Factors Influencing Gold Prices

According to Sugandha Sachdeva, Founder of SS WealthStreet, several factors influence gold prices in both domestic and international markets. The modest gains observed recently in domestic markets, alongside a slight decline in international markets, can be primarily linked to the depreciation of the Indian rupee, which has increased domestic gold prices against a backdrop of global downturns. Below is a summary of essential triggers affecting gold prices.

Trigger Impact
US Dollar Performance A stronger dollar tends to limit gold’s appeal as an alternative investment.
Geo-Political Tensions Conflicts can elevate gold’s safe-haven status, pushing prices higher.
US Employment Data Positive employment reports can reduce expectations for rate cuts, affecting gold prices negatively.
INR vs. USD A weaker INR increases domestic gold prices, creating a barrier to falling international prices.

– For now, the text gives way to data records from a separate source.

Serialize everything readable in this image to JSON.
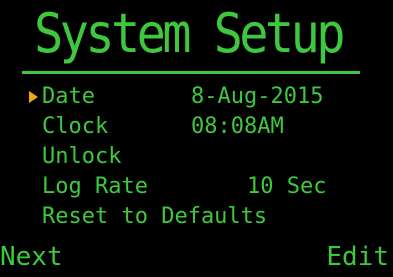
{
  "screen": {
    "title": "System Setup"
  },
  "colors": {
    "background": "#000000",
    "text": "#3ec83e",
    "cursor": "#f0a818"
  },
  "menu": {
    "selected_index": 0,
    "items": [
      {
        "label": "Date",
        "value": "8-Aug-2015"
      },
      {
        "label": "Clock",
        "value": "08:08AM"
      },
      {
        "label": "Unlock",
        "value": ""
      },
      {
        "label": "Log Rate",
        "value": "10 Sec"
      },
      {
        "label": "Reset to Defaults",
        "value": ""
      }
    ]
  },
  "softkeys": {
    "left": "Next",
    "right": "Edit"
  },
  "icons": {
    "cursor": "selection-arrow-icon"
  }
}
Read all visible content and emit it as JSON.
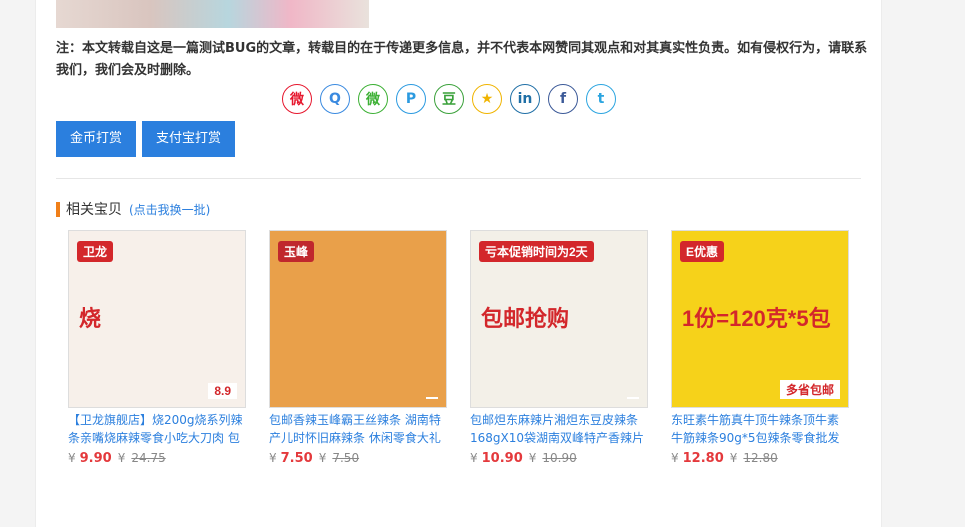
{
  "article": {
    "notice": "注：本文转载自这是一篇测试BUG的文章，转载目的在于传递更多信息，并不代表本网赞同其观点和对其真实性负责。如有侵权行为，请联系我们，我们会及时删除。"
  },
  "share": {
    "buttons": [
      {
        "name": "weibo-icon",
        "glyph": "微",
        "color": "#e6162d"
      },
      {
        "name": "qq-icon",
        "glyph": "Q",
        "color": "#3a8ae0"
      },
      {
        "name": "wechat-icon",
        "glyph": "微",
        "color": "#3cb034"
      },
      {
        "name": "pinterest-icon",
        "glyph": "P",
        "color": "#2b9ae0"
      },
      {
        "name": "douban-icon",
        "glyph": "豆",
        "color": "#3aa13a"
      },
      {
        "name": "favorite-icon",
        "glyph": "★",
        "color": "#f0b400"
      },
      {
        "name": "linkedin-icon",
        "glyph": "in",
        "color": "#1f6fa6"
      },
      {
        "name": "facebook-icon",
        "glyph": "f",
        "color": "#3b5998"
      },
      {
        "name": "twitter-icon",
        "glyph": "t",
        "color": "#2ca5e0"
      }
    ]
  },
  "reward": {
    "coin_label": "金币打赏",
    "alipay_label": "支付宝打赏"
  },
  "related": {
    "title": "相关宝贝",
    "refresh_link": "(点击我换一批)",
    "currency": "¥",
    "items": [
      {
        "title": "【卫龙旗舰店】烧200g烧系列辣条亲嘴烧麻辣零食小吃大刀肉 包",
        "price": "9.90",
        "old_price": "24.75",
        "thumb": {
          "bg": "#f7f0ea",
          "label": "卫龙",
          "accent": "#d3272b",
          "caption": "烧",
          "promo": "8.9"
        }
      },
      {
        "title": "包邮香辣玉峰霸王丝辣条 湖南特产儿时怀旧麻辣条 休闲零食大礼",
        "price": "7.50",
        "old_price": "7.50",
        "thumb": {
          "bg": "#e9a04a",
          "label": "玉峰",
          "accent": "#c0272d",
          "caption": "",
          "promo": ""
        }
      },
      {
        "title": "包邮炟东麻辣片湘炟东豆皮辣条168gX10袋湖南双峰特产香辣片",
        "price": "10.90",
        "old_price": "10.90",
        "thumb": {
          "bg": "#f3f0e8",
          "label": "亏本促销时间为2天",
          "accent": "#d3272b",
          "caption": "包邮抢购",
          "promo": ""
        }
      },
      {
        "title": "东旺素牛筋真牛顶牛辣条顶牛素牛筋辣条90g*5包辣条零食批发",
        "price": "12.80",
        "old_price": "12.80",
        "thumb": {
          "bg": "#f6d21a",
          "label": "E优惠",
          "accent": "#d3272b",
          "caption": "1份=120克*5包",
          "promo": "多省包邮"
        }
      }
    ]
  }
}
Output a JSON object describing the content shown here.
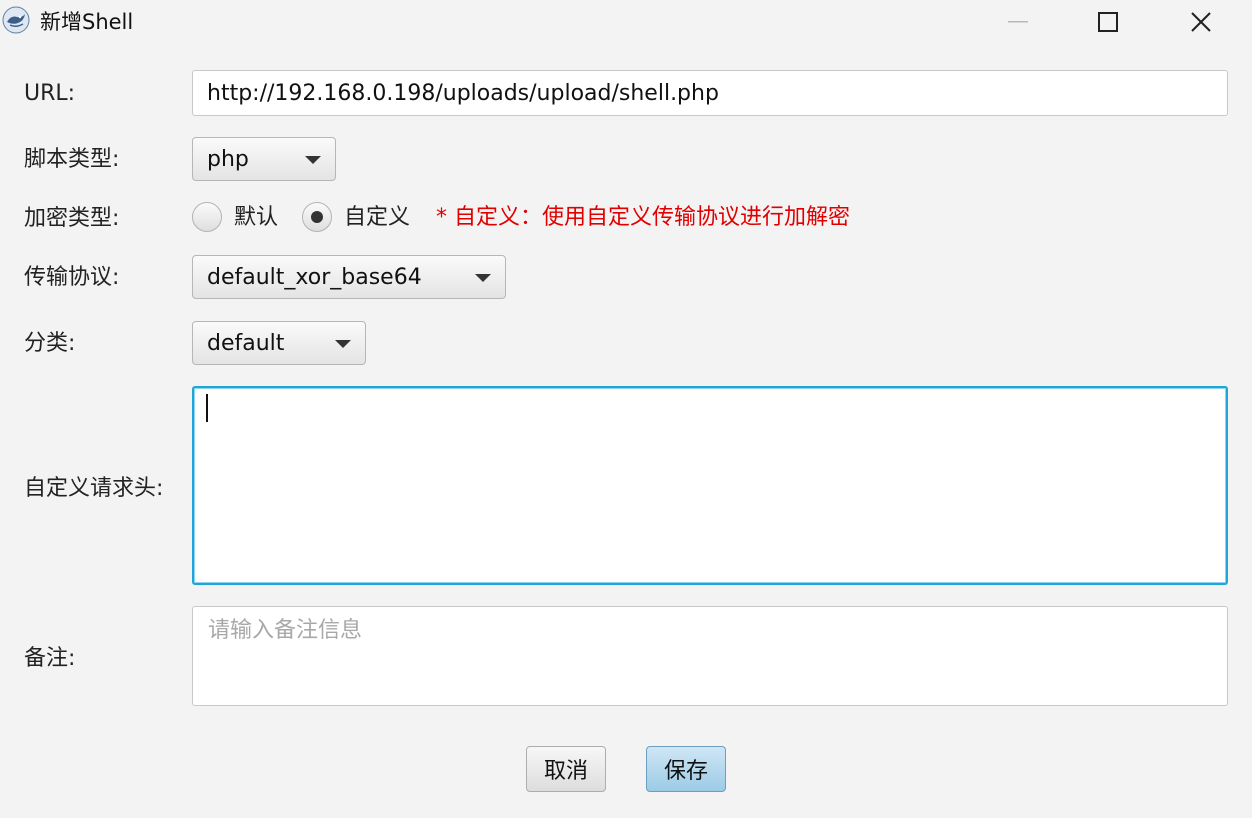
{
  "window": {
    "title": "新增Shell"
  },
  "form": {
    "url_label": "URL:",
    "url_value": "http://192.168.0.198/uploads/upload/shell.php",
    "script_type_label": "脚本类型:",
    "script_type_value": "php",
    "encrypt_type_label": "加密类型:",
    "encrypt_options": [
      {
        "label": "默认",
        "selected": false
      },
      {
        "label": "自定义",
        "selected": true
      }
    ],
    "encrypt_hint": "* 自定义：使用自定义传输协议进行加解密",
    "protocol_label": "传输协议:",
    "protocol_value": "default_xor_base64",
    "category_label": "分类:",
    "category_value": "default",
    "headers_label": "自定义请求头:",
    "headers_value": "",
    "note_label": "备注:",
    "note_placeholder": "请输入备注信息"
  },
  "buttons": {
    "cancel": "取消",
    "save": "保存"
  },
  "colors": {
    "hint": "#e00000",
    "focus_border": "#1ea6d8",
    "save_button": "#9ccbe6"
  }
}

The rebound in the US dollar index has also played a crucial role in curbing gold’s price rise. Recently, the dollar has reached a one-month high, and robust US employment data for September reveals an increase of 254,000 jobs against expectations of only 147,000, prompting a decline in speculations about aggressive rate cuts from the US Federal Reserve. The unemployment rate also fell to 4.1%, below the anticipated 4.2%. Such positive economic indicators tend to benefit the dollar while making gold appear less attractive.

“Gold’s appeal as a safe haven has been bolstered by rising geopolitical tensions in the Middle East,” noted Sachdeva. Despite this, the precious metal faces significant resistance at the $2,680 per ounce level in international markets and at ₹76,600 per 10 grams in domestic environments. Overcoming these resistance points may pave the way for further price advancements.

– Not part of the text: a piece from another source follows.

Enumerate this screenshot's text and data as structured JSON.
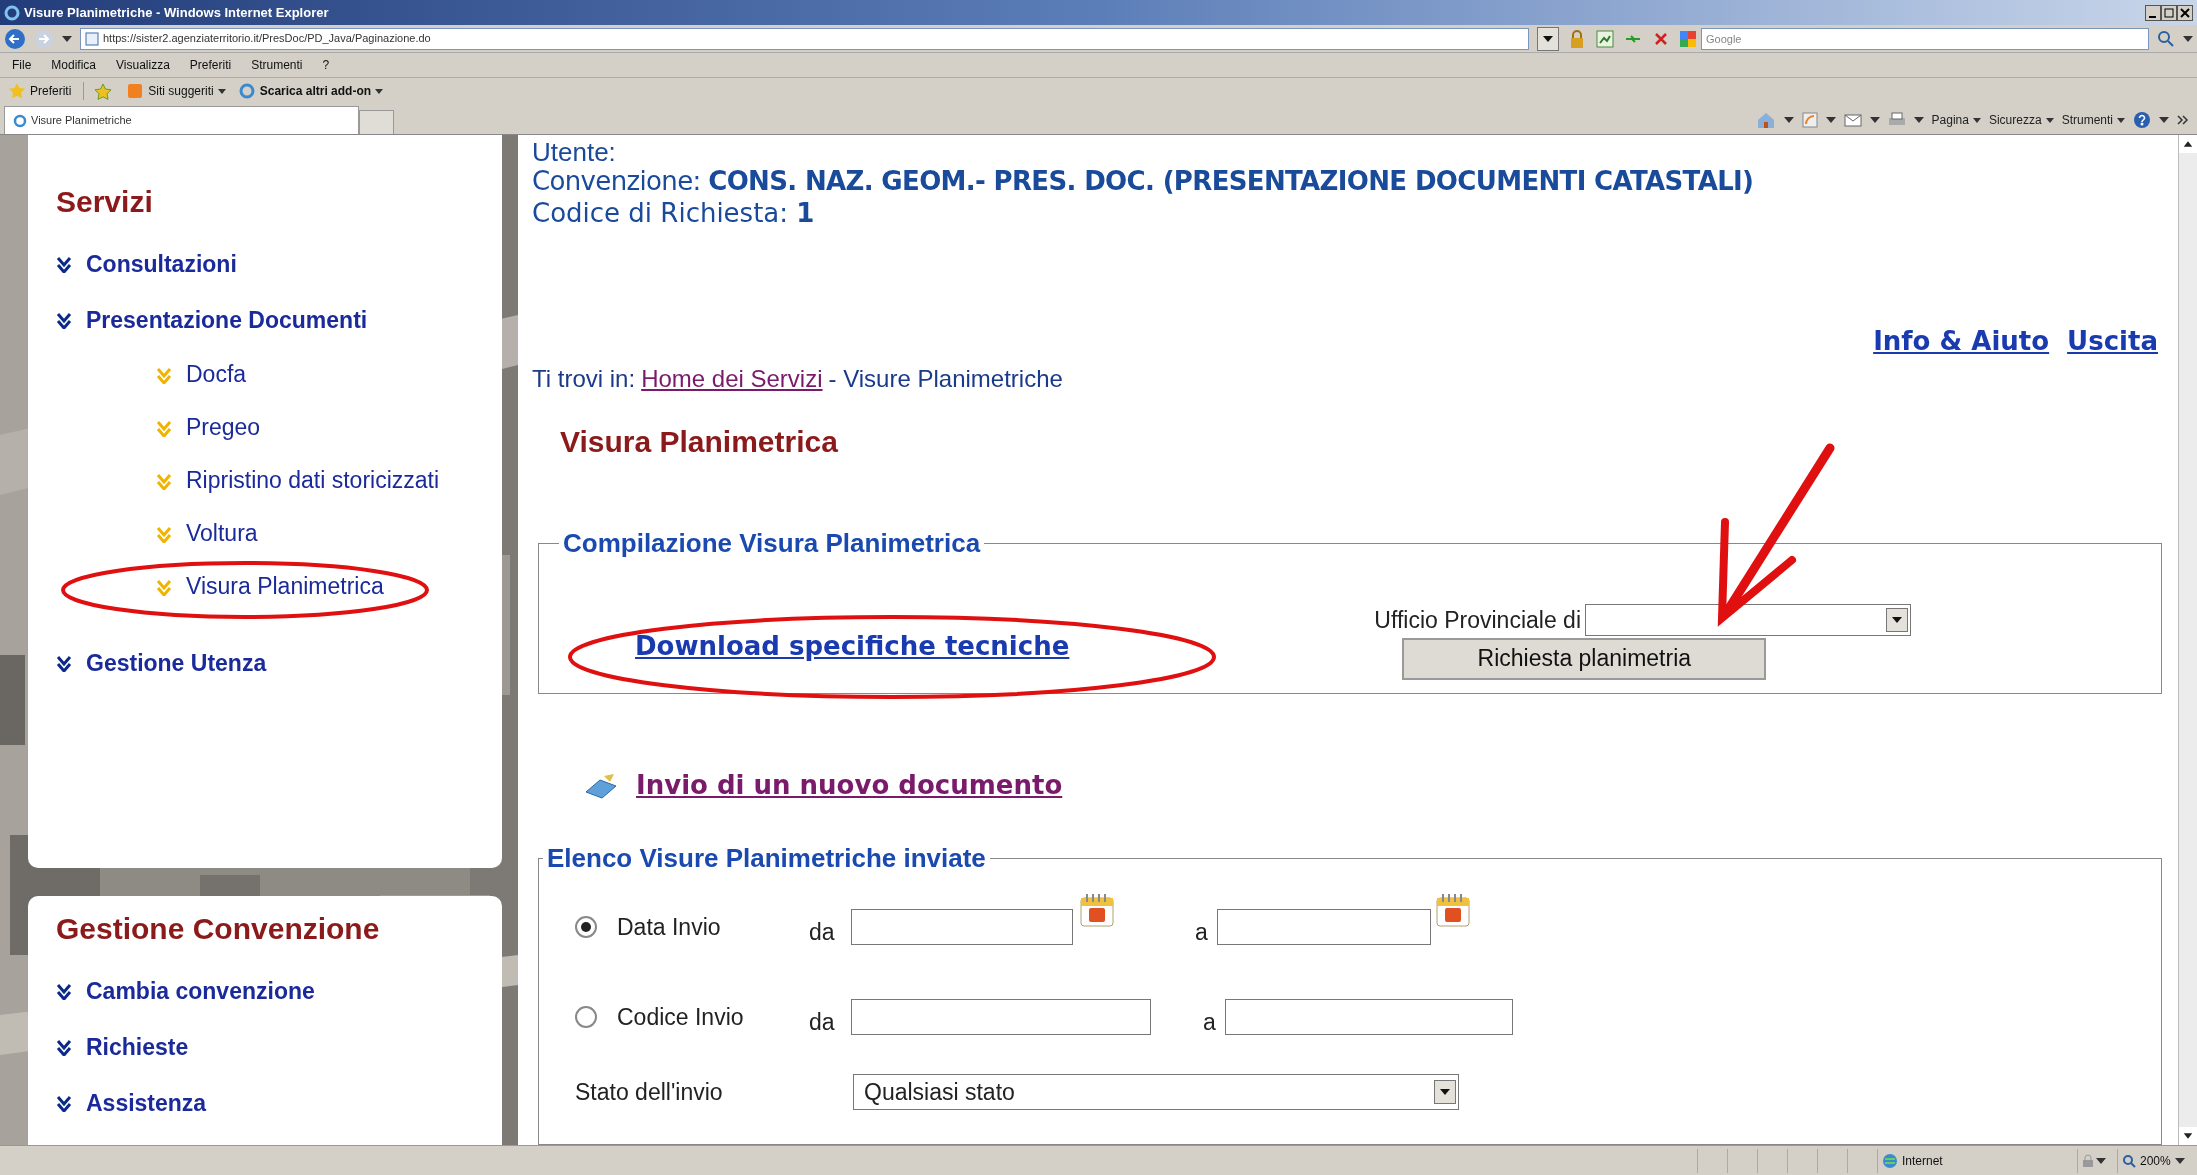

Praveen Singh, Associate VP, Fundamental Currencies and Commodities at Sharekhan by BNP Paribas, recommends a buy-on-dips strategy amid escalating tensions in the Israel-Iran region. He forecasts gold price movements to remain confined to a range of $2,620 to $2,685 as the market awaits the release of crucial US nonfarm payroll data, which could significantly affect pricing.

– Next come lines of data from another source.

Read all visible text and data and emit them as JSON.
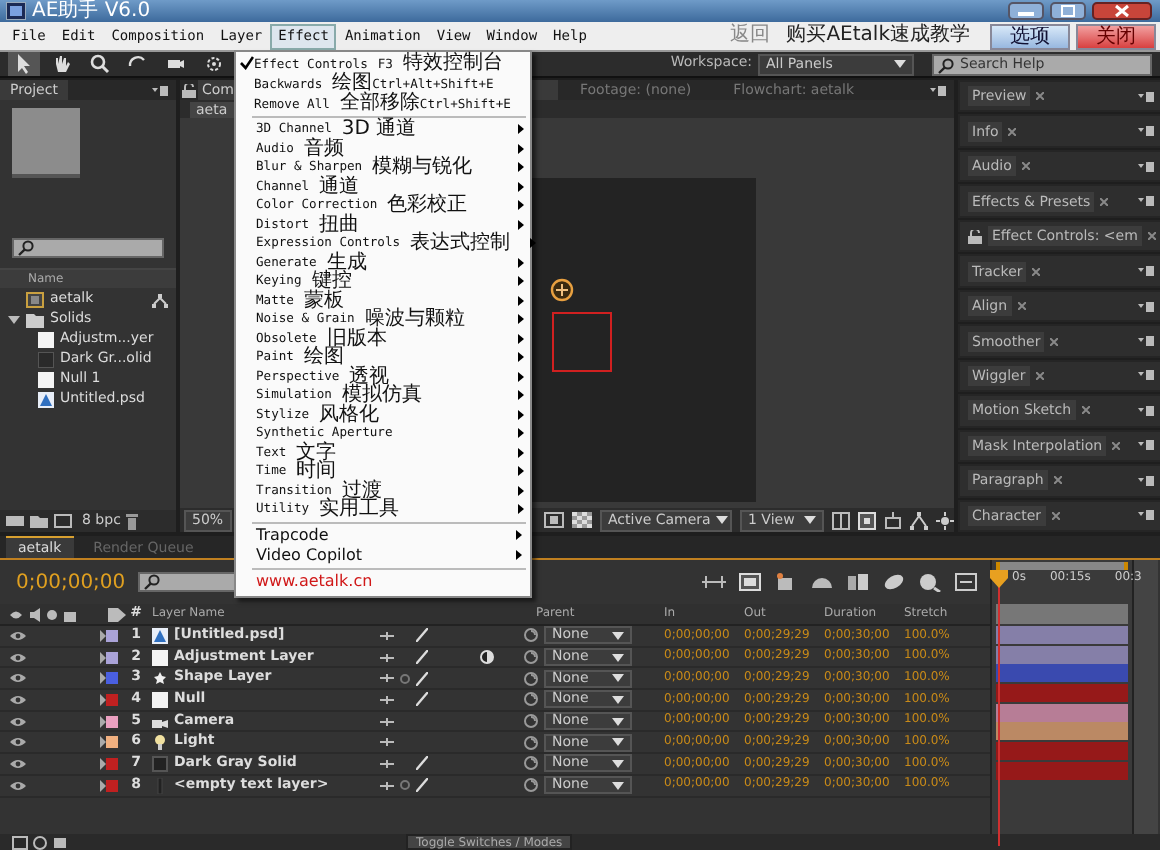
{
  "window": {
    "title": "AE助手 V6.0"
  },
  "menu_bar": {
    "items": [
      {
        "label": "File",
        "selected": false
      },
      {
        "label": "Edit",
        "selected": false
      },
      {
        "label": "Composition",
        "selected": false
      },
      {
        "label": "Layer",
        "selected": false
      },
      {
        "label": "Effect",
        "selected": true
      },
      {
        "label": "Animation",
        "selected": false
      },
      {
        "label": "View",
        "selected": false
      },
      {
        "label": "Window",
        "selected": false
      },
      {
        "label": "Help",
        "selected": false
      }
    ],
    "links": [
      "返回",
      "购买AEtalk速成教学"
    ],
    "buttons": [
      {
        "label": "选项",
        "kind": "options"
      },
      {
        "label": "关闭",
        "kind": "close"
      }
    ]
  },
  "toolbar": {
    "workspace_label": "Workspace:",
    "workspace": "All Panels",
    "search_placeholder": "Search Help"
  },
  "project_panel": {
    "tab": "Project",
    "column": "Name",
    "bit_depth": "8 bpc",
    "items": [
      {
        "name": "aetalk",
        "kind": "comp"
      },
      {
        "name": "Solids",
        "kind": "folder",
        "expanded": true,
        "children": [
          {
            "name": "Adjustm...yer",
            "kind": "white"
          },
          {
            "name": "Dark Gr...olid",
            "kind": "dark"
          },
          {
            "name": "Null 1",
            "kind": "white"
          },
          {
            "name": "Untitled.psd",
            "kind": "psd"
          }
        ]
      }
    ]
  },
  "comp_panel": {
    "tabs": [
      {
        "label": "Com",
        "selected": true
      },
      {
        "label": "Footage: (none)",
        "selected": false
      },
      {
        "label": "Flowchart: aetalk",
        "selected": false
      }
    ],
    "subtab": "aeta",
    "zoom": "50%",
    "camera": "Active Camera",
    "views": "1 View"
  },
  "side_panels": [
    {
      "label": "Preview"
    },
    {
      "label": "Info"
    },
    {
      "label": "Audio"
    },
    {
      "label": "Effects & Presets"
    },
    {
      "label": "Effect Controls: <em",
      "locked": true
    },
    {
      "label": "Tracker"
    },
    {
      "label": "Align"
    },
    {
      "label": "Smoother"
    },
    {
      "label": "Wiggler"
    },
    {
      "label": "Motion Sketch"
    },
    {
      "label": "Mask Interpolation"
    },
    {
      "label": "Paragraph"
    },
    {
      "label": "Character"
    }
  ],
  "timeline": {
    "tabs": [
      {
        "label": "aetalk",
        "selected": true
      },
      {
        "label": "Render Queue",
        "selected": false
      }
    ],
    "time": "0;00;00;00",
    "columns": [
      "#",
      "Layer Name",
      "Parent",
      "In",
      "Out",
      "Duration",
      "Stretch"
    ],
    "ruler": [
      "0s",
      "00:15s",
      "00:3"
    ],
    "layers": [
      {
        "number": "1",
        "name": "[Untitled.psd]",
        "kind": "footage",
        "color": "#aaa3d8",
        "parent": "None",
        "in": "0;00;00;00",
        "out": "0;00;29;29",
        "duration": "0;00;30;00",
        "stretch": "100.0%"
      },
      {
        "number": "2",
        "name": "Adjustment Layer",
        "kind": "adjustment",
        "color": "#aaa3d8",
        "parent": "None",
        "in": "0;00;00;00",
        "out": "0;00;29;29",
        "duration": "0;00;30;00",
        "stretch": "100.0%"
      },
      {
        "number": "3",
        "name": "Shape Layer",
        "kind": "shape",
        "color": "#4a5fe0",
        "parent": "None",
        "in": "0;00;00;00",
        "out": "0;00;29;29",
        "duration": "0;00;30;00",
        "stretch": "100.0%"
      },
      {
        "number": "4",
        "name": "Null",
        "kind": "null",
        "color": "#c02020",
        "parent": "None",
        "in": "0;00;00;00",
        "out": "0;00;29;29",
        "duration": "0;00;30;00",
        "stretch": "100.0%"
      },
      {
        "number": "5",
        "name": "Camera",
        "kind": "camera",
        "color": "#eaa0c0",
        "parent": "None",
        "in": "0;00;00;00",
        "out": "0;00;29;29",
        "duration": "0;00;30;00",
        "stretch": "100.0%"
      },
      {
        "number": "6",
        "name": "Light",
        "kind": "light",
        "color": "#f0b080",
        "parent": "None",
        "in": "0;00;00;00",
        "out": "0;00;29;29",
        "duration": "0;00;30;00",
        "stretch": "100.0%"
      },
      {
        "number": "7",
        "name": "Dark Gray Solid",
        "kind": "solid",
        "color": "#c02020",
        "parent": "None",
        "in": "0;00;00;00",
        "out": "0;00;29;29",
        "duration": "0;00;30;00",
        "stretch": "100.0%"
      },
      {
        "number": "8",
        "name": "<empty text layer>",
        "kind": "text",
        "color": "#c02020",
        "parent": "None",
        "in": "0;00;00;00",
        "out": "0;00;29;29",
        "duration": "0;00;30;00",
        "stretch": "100.0%"
      }
    ],
    "toggle": "Toggle Switches / Modes"
  },
  "effect_menu": {
    "sections": [
      {
        "kind": "commands",
        "items": [
          {
            "label": "Effect Controls",
            "checked": true,
            "parts": [
              "F3",
              "特效控制台"
            ]
          },
          {
            "label": "Backwards",
            "checked": false,
            "parts": [
              "绘图",
              "Ctrl+Alt+Shift+E"
            ]
          },
          {
            "label": "Remove All",
            "checked": false,
            "parts": [
              "全部移除",
              "Ctrl+Shift+E"
            ]
          }
        ]
      },
      {
        "kind": "categories",
        "items": [
          {
            "label": "3D Channel",
            "note": "3D 通道"
          },
          {
            "label": "Audio",
            "note": "音频"
          },
          {
            "label": "Blur & Sharpen",
            "note": "模糊与锐化"
          },
          {
            "label": "Channel",
            "note": "通道"
          },
          {
            "label": "Color Correction",
            "note": "色彩校正"
          },
          {
            "label": "Distort",
            "note": "扭曲"
          },
          {
            "label": "Expression Controls",
            "note": "表达式控制"
          },
          {
            "label": "Generate",
            "note": "生成"
          },
          {
            "label": "Keying",
            "note": "键控"
          },
          {
            "label": "Matte",
            "note": "蒙板"
          },
          {
            "label": "Noise & Grain",
            "note": "噪波与颗粒"
          },
          {
            "label": "Obsolete",
            "note": "旧版本"
          },
          {
            "label": "Paint",
            "note": "绘图"
          },
          {
            "label": "Perspective",
            "note": "透视"
          },
          {
            "label": "Simulation",
            "note": "模拟仿真"
          },
          {
            "label": "Stylize",
            "note": "风格化"
          },
          {
            "label": "Synthetic Aperture"
          },
          {
            "label": "Text",
            "note": "文字"
          },
          {
            "label": "Time",
            "note": "时间"
          },
          {
            "label": "Transition",
            "note": "过渡"
          },
          {
            "label": "Utility",
            "note": "实用工具"
          }
        ]
      },
      {
        "kind": "plugins",
        "items": [
          {
            "label": "Trapcode"
          },
          {
            "label": "Video Copilot"
          }
        ]
      },
      {
        "kind": "link",
        "items": [
          {
            "label": "www.aetalk.cn"
          }
        ]
      }
    ]
  }
}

For today’s gold price outlook, Sugandha Sachdeva emphasizes the enduring impact of geopolitical risks on investor sentiment towards gold. The potential for military escalations in the Middle East could further stimulate demand for gold as a security measure against uncertainty. Current market patterns suggest strong support for gold prices in the ₹75,200 to ₹75,000 per 10 grams range, which may attract buying interest. If gold exceeds the critical resistance at ₹76,600 per 10 grams, it may continue to rise toward ₹78,000 in the near term.

Disclaimer: The opinions and recommendations in this analysis reflect individual analysts’ or broking companies’ views and do not represent Mint’s stance. It is advisable for investors to consult with certified professionals before making investment decisions, as market conditions can change quickly and individual circumstances may vary significantly.